Elle lui avait déjà dit tout cela mais il valait mieux qu’elle le répète. En ce moment, il ne se serait pas senti capable de se curer le nez tout seul, et encore moins de manipuler un nouveau-né titanide. Mais il s’approcha, s’agenouilla et le regarda.
« Mais il ne respire pas.
— Ne t’inquiète pas pour ça : il respirera quand il y sera prêt. Amène-le-moi. »
Serpent était un amas informe d’arêtes et de peau humide. Pendant quelques instants Chris ne sut littéralement pas par quel bout le prendre, puis tout s’ordonna et il découvrit alors une mignonne petite fille à la chevelure rose emmêlée, collée contre son visage endormi. Pas si petite que ça… elle avait des seins pleinement développés. Et pas une fille non plus : c’était là justement le tour que jouaient les Titanides à tous les humains en ayant toujours l’air d’être des femelles quel que soit leur sexe. Le prépénis était bien là, entre ses antérieurs, y compris avec sa toison pubienne rose.
Il voulut s’y prendre avec douceur et précaution. Au bout de quelques essais, il y avait renoncé et dut faire appel à toutes ses forces : Serpent pesait presque autant que lui. C’était un fardeau glissant mais il n’avait sur lui pas une tache de sang-On aurait dit un moutard sous-alimenté avec des jambes comme des allumettes et plus longues encore que celles de Chris. Les hanches étaient étroites et la taille courte mais le tronc tout en longueur bascula mollement vers l’avant dès que Chris l’eut soulevé.
Il dénouait soigneusement l’écheveau du cordon ombilical pour l’apporter à sa mère lorsque Serpent, en se débattant, lui assena une bonne ruade dans les tibias. La douleur était supportable mais il commença ensuite à se débattre avec énergie. Valiha lui chanta quelque chose et il se calma instantanément.
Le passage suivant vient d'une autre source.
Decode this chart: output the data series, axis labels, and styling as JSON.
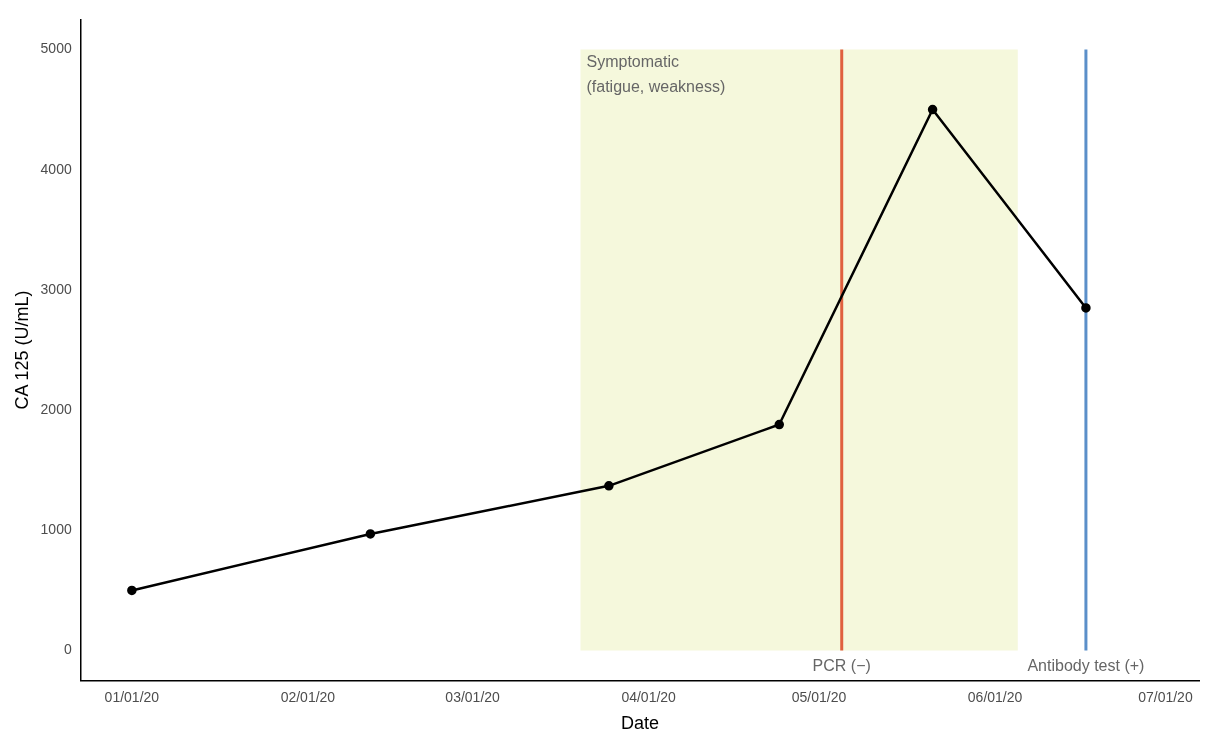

Chris le passa à sa mère qui le plaça devant elle en lui maintenant le torse contre le sien. La tête dodelina. Chris nota la parfaite concordance avec ce que lui avait annoncé Valiha : le cordon ombilical ne s’attachait pas sous le ventre de l’enfant mais disparaissait à l’intérieur de son vagin antérieur tandis que l’autre extrémité restait encore reliée au corps de la mère.
Il n’avait pas su à quoi s’attendre : il avait bien vu de jeunes Titanides mais jamais d’aussi jeunes que cela. Serait-il capable de l’aimer ? Pour l’instant, il trouvait que Serpent avait l’air… il n’irait pas jusqu’à dire : hideux. Non. Curieux était le terme qui semblait convenir le mieux. Mais d’un autre côté, les nouveau-nés humains lui paraissaient bien tout aussi curieux, dans le meilleur des cas et en prime, ils étaient tout sanguinolents. Il n’était pas fier de cette nausée qu’il sentait monter en lui – ça ne collait pas avec ce portrait de bon vivant vigoureux qu’avait fait de lui Valiha, sans doute le plus beau compliment qu’il eût entendu depuis bien longtemps – mais il l’éprouvait néanmoins. Serpent ressemblait avant tout à une gamine de quatorze ans sous-alimentée tout juste repêchée au fond d’un lac : le bouche-à-bouche semblait s’imposer.